Dos figuras de negro observan la imagen de un hombre malherido, torturado, que yace expuesto como en una lección de anatomía o preparado para una práctica forense, con el cuerpo plagado de cortes y llagas. Una fría luz de autopsia envuelve la escena y la convierte en un cuadro tenebrista, en imaginería barroca.
¿Qué ven, qué esperan ver? ¿La recreación hiperrealista de un cadáver, el patético icono del Crucificado desclavado, la corporeización de un misterio secular?

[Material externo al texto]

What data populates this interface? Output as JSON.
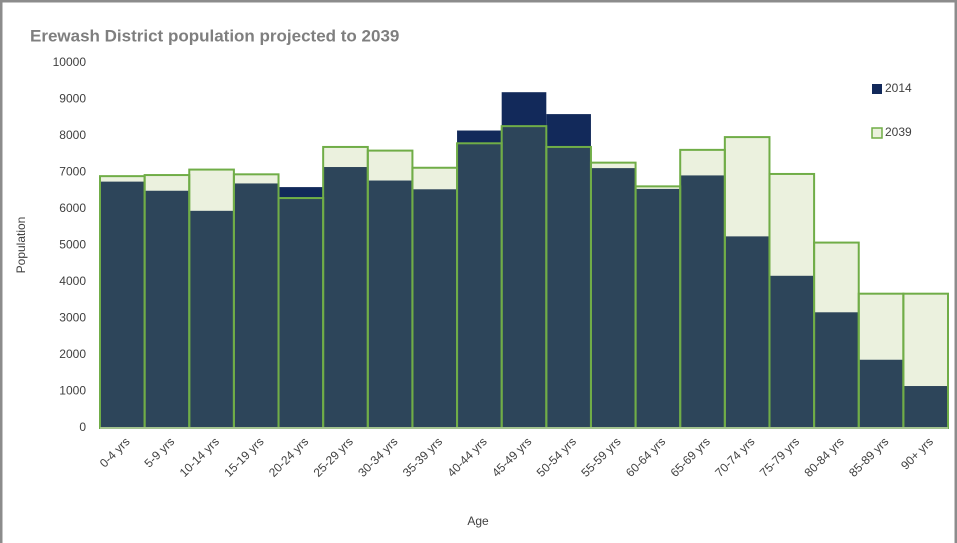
{
  "chart_data": {
    "type": "bar",
    "title": "Erewash District population projected to 2039",
    "x_label": "Age",
    "y_label": "Population",
    "categories": [
      "0-4 yrs",
      "5-9 yrs",
      "10-14 yrs",
      "15-19 yrs",
      "20-24 yrs",
      "25-29 yrs",
      "30-34 yrs",
      "35-39 yrs",
      "40-44 yrs",
      "45-49 yrs",
      "50-54 yrs",
      "55-59 yrs",
      "60-64 yrs",
      "65-69 yrs",
      "70-74 yrs",
      "75-79 yrs",
      "80-84 yrs",
      "85-89 yrs",
      "90+ yrs"
    ],
    "series": [
      {
        "name": "2014",
        "color": "#12295a",
        "values": [
          6750,
          6500,
          5950,
          6700,
          6600,
          7150,
          6780,
          6540,
          8150,
          9200,
          8600,
          7120,
          6550,
          6920,
          5250,
          4170,
          3170,
          1870,
          1150
        ]
      },
      {
        "name": "2039",
        "color": "#70ad47",
        "values": [
          6900,
          6930,
          7080,
          6950,
          6300,
          7700,
          7600,
          7130,
          7800,
          8270,
          7700,
          7270,
          6620,
          7620,
          7970,
          6960,
          5080,
          3680,
          3680
        ]
      }
    ],
    "ylim": [
      0,
      10000
    ],
    "yticks": [
      0,
      1000,
      2000,
      3000,
      4000,
      5000,
      6000,
      7000,
      8000,
      9000,
      10000
    ],
    "grid": false,
    "legend": "right"
  }
}
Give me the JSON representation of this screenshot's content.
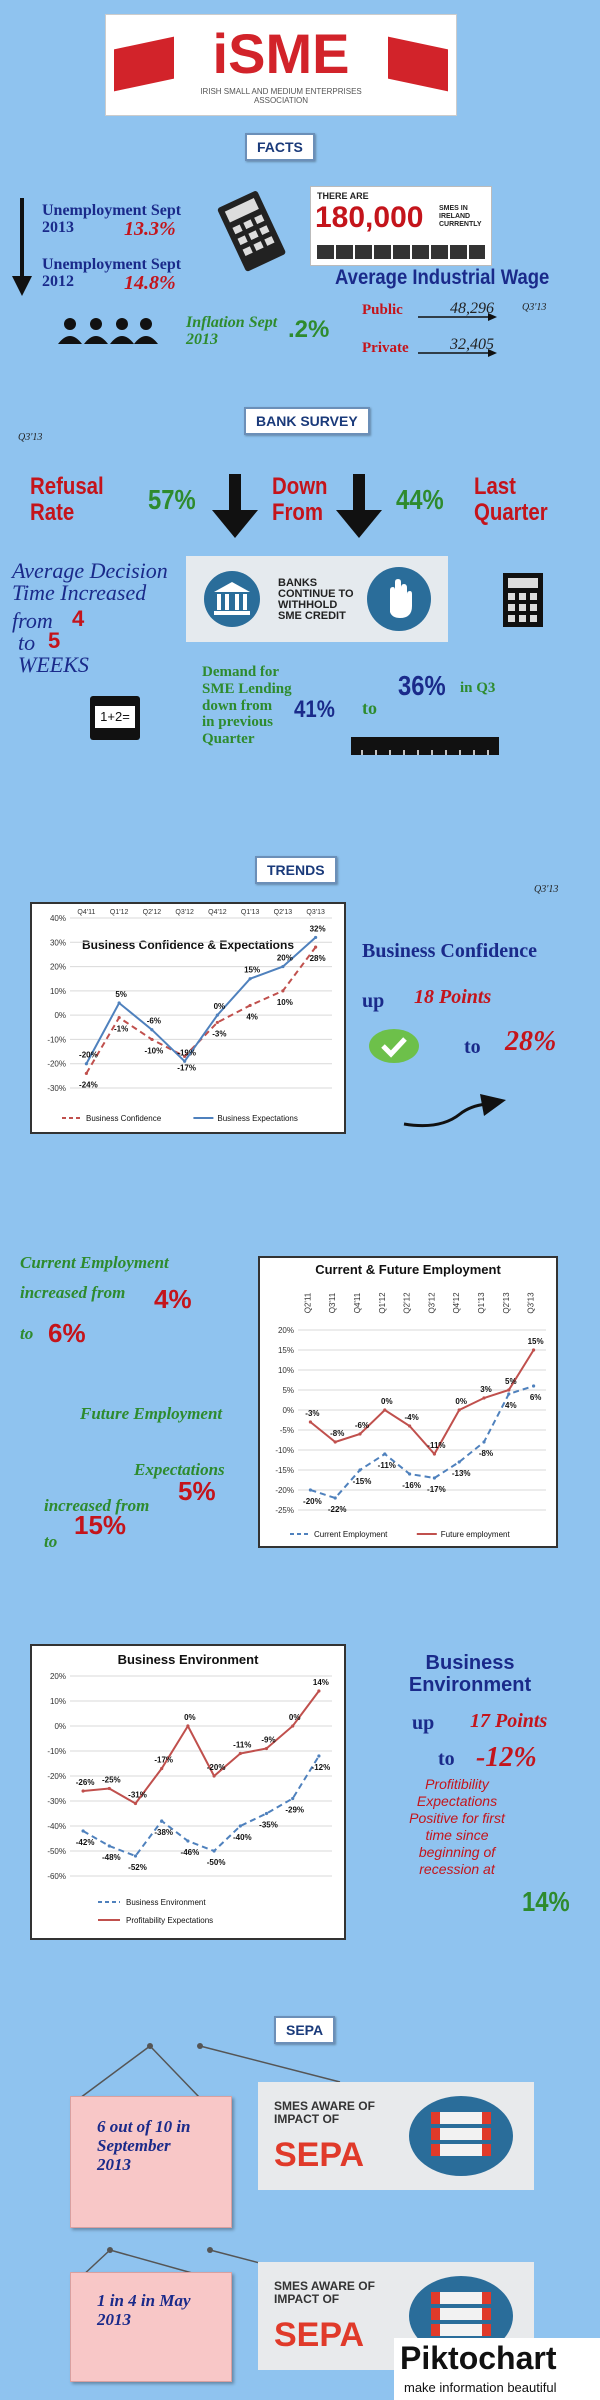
{
  "header": {
    "logo_text": "iSME",
    "logo_subtitle": "IRISH SMALL AND MEDIUM ENTERPRISES ASSOCIATION"
  },
  "facts": {
    "tag": "FACTS",
    "unemp_2013_label": "Unemployment Sept 2013",
    "unemp_2013_value": "13.3%",
    "unemp_2012_label": "Unemployment Sept 2012",
    "unemp_2012_value": "14.8%",
    "smes_pre": "THERE ARE",
    "smes_number": "180,000",
    "smes_post": "SMES IN IRELAND CURRENTLY",
    "wage_title": "Average Industrial Wage",
    "wage_q": "Q3'13",
    "public_label": "Public",
    "public_value": "48,296",
    "private_label": "Private",
    "private_value": "32,405",
    "inflation_label": "Inflation Sept 2013",
    "inflation_value": ".2%"
  },
  "bank": {
    "tag": "BANK SURVEY",
    "q": "Q3'13",
    "refusal_label": "Refusal Rate",
    "refusal_value": "57%",
    "down_from": "Down From",
    "down_value": "44%",
    "last_quarter": "Last Quarter",
    "decision_line1": "Average Decision Time Increased",
    "decision_from": "from",
    "decision_from_value": "4",
    "decision_to": "to",
    "decision_to_value": "5",
    "decision_weeks": "WEEKS",
    "banks_card": "BANKS CONTINUE TO WITHHOLD SME CREDIT",
    "demand_text": "Demand for SME Lending down from",
    "demand_value": "41%",
    "demand_prev": "in previous Quarter",
    "demand_to": "to",
    "demand_to_value": "36%",
    "demand_q3": "in Q3",
    "calc_text": "1+2="
  },
  "trends": {
    "tag": "TRENDS",
    "q": "Q3'13",
    "conf_title": "Business Confidence",
    "conf_up": "up",
    "conf_points": "18 Points",
    "conf_to": "to",
    "conf_value": "28%"
  },
  "employment": {
    "current_label": "Current Employment increased from",
    "current_from": "4%",
    "current_to_label": "to",
    "current_to": "6%",
    "future_label": "Future Employment",
    "future_expect": "Expectations",
    "future_increased": "increased from",
    "future_from": "5%",
    "future_to_label": "to",
    "future_to": "15%"
  },
  "environment": {
    "title": "Business Environment",
    "up": "up",
    "points": "17 Points",
    "to": "to",
    "value": "-12%",
    "profit_text": "Profitibility Expectations Positive for first time since beginning of recession at",
    "profit_value": "14%"
  },
  "sepa": {
    "tag": "SEPA",
    "card1": "6 out of 10 in September 2013",
    "card2": "1 in 4 in May 2013",
    "aware_text": "SMES AWARE OF IMPACT OF",
    "aware_word": "SEPA"
  },
  "footer": {
    "brand": "Piktochart",
    "tagline": "make information beautiful"
  },
  "colors": {
    "background": "#8fc3ef",
    "navy": "#1a2a8a",
    "red": "#c4141b",
    "green": "#2e8b2e"
  },
  "chart_data": [
    {
      "type": "line",
      "title": "Business Confidence & Expectations",
      "categories": [
        "Q4'11",
        "Q1'12",
        "Q2'12",
        "Q3'12",
        "Q4'12",
        "Q1'13",
        "Q2'13",
        "Q3'13"
      ],
      "series": [
        {
          "name": "Business Confidence",
          "values": [
            -24,
            -1,
            -10,
            -17,
            -3,
            4,
            10,
            28
          ],
          "labels": [
            "-24%",
            "-1%",
            "-10%",
            "-17%",
            "-3%",
            "4%",
            "10%",
            "28%"
          ]
        },
        {
          "name": "Business Expectations",
          "values": [
            -20,
            5,
            -6,
            -19,
            0,
            15,
            20,
            32
          ],
          "labels": [
            "-20%",
            "5%",
            "-6%",
            "-19%",
            "0%",
            "15%",
            "20%",
            "32%"
          ]
        }
      ],
      "ylim": [
        -30,
        40
      ],
      "yticks": [
        "40%",
        "30%",
        "20%",
        "10%",
        "0%",
        "-10%",
        "-20%",
        "-30%"
      ],
      "legend": "bottom"
    },
    {
      "type": "line",
      "title": "Current & Future Employment",
      "categories": [
        "Q2'11",
        "Q3'11",
        "Q4'11",
        "Q1'12",
        "Q2'12",
        "Q3'12",
        "Q4'12",
        "Q1'13",
        "Q2'13",
        "Q3'13"
      ],
      "series": [
        {
          "name": "Current Employment",
          "values": [
            -20,
            -22,
            -15,
            -11,
            -16,
            -17,
            -13,
            -8,
            4,
            6
          ],
          "labels": [
            "-20%",
            "-22%",
            "-15%",
            "-11%",
            "-16%",
            "-17%",
            "-13%",
            "-8%",
            "4%",
            "6%"
          ]
        },
        {
          "name": "Future employment",
          "values": [
            -3,
            -8,
            -6,
            0,
            -4,
            -11,
            0,
            3,
            5,
            15
          ],
          "labels": [
            "-3%",
            "-8%",
            "-6%",
            "0%",
            "-4%",
            "-11%",
            "0%",
            "3%",
            "5%",
            "15%"
          ]
        }
      ],
      "ylim": [
        -25,
        20
      ],
      "yticks": [
        "20%",
        "15%",
        "10%",
        "5%",
        "0%",
        "-5%",
        "-10%",
        "-15%",
        "-20%",
        "-25%"
      ],
      "legend": "bottom"
    },
    {
      "type": "line",
      "title": "Business Environment",
      "series": [
        {
          "name": "Business Environment",
          "values": [
            -42,
            -48,
            -52,
            -38,
            -46,
            -50,
            -40,
            -35,
            -29,
            -12
          ],
          "labels": [
            "-42%",
            "-48%",
            "-52%",
            "-38%",
            "-46%",
            "-50%",
            "-40%",
            "-35%",
            "-29%",
            "-12%"
          ]
        },
        {
          "name": "Profitability Expectations",
          "values": [
            -26,
            -25,
            -31,
            -17,
            0,
            -20,
            -11,
            -9,
            0,
            14
          ],
          "labels": [
            "-26%",
            "-25%",
            "-31%",
            "-17%",
            "0%",
            "-20%",
            "-11%",
            "-9%",
            "0%",
            "14%"
          ]
        }
      ],
      "ylim": [
        -60,
        20
      ],
      "yticks": [
        "20%",
        "10%",
        "0%",
        "-10%",
        "-20%",
        "-30%",
        "-40%",
        "-50%",
        "-60%"
      ],
      "legend": "bottom"
    }
  ]
}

Para llegar a esta reproducción se ha partido de la impronta que la sangre de la víctima dejó en la sábana que le sirvió de sudario: confusas manchas que han sobrevivido a tres incendios y a la implacable degradación de los siglos. El salto del estampado a las tres dimensiones se nos antoja descomunal, un portento que tiene algo de monstruoso y de aberrante porque es el camino inverso del viaje que el cadáver realizó al imprimir su silueta en la tela. Desapareció -convertido en polvo, en ceniza, en alimento de otro avatar- dejando tras sí un rastro ensangrentado, y lo han obligado a regresar, a revivir ese inmenso dolor coagulado sobre la sábana que le sirvió de último abrigo con que paliar la frialdad inexorable de la muerte.
Mejor seguir siendo mancha en un tejido que reencarnar en símbolo sufriente.
A veces la piedad puede llegar a ser muy impía.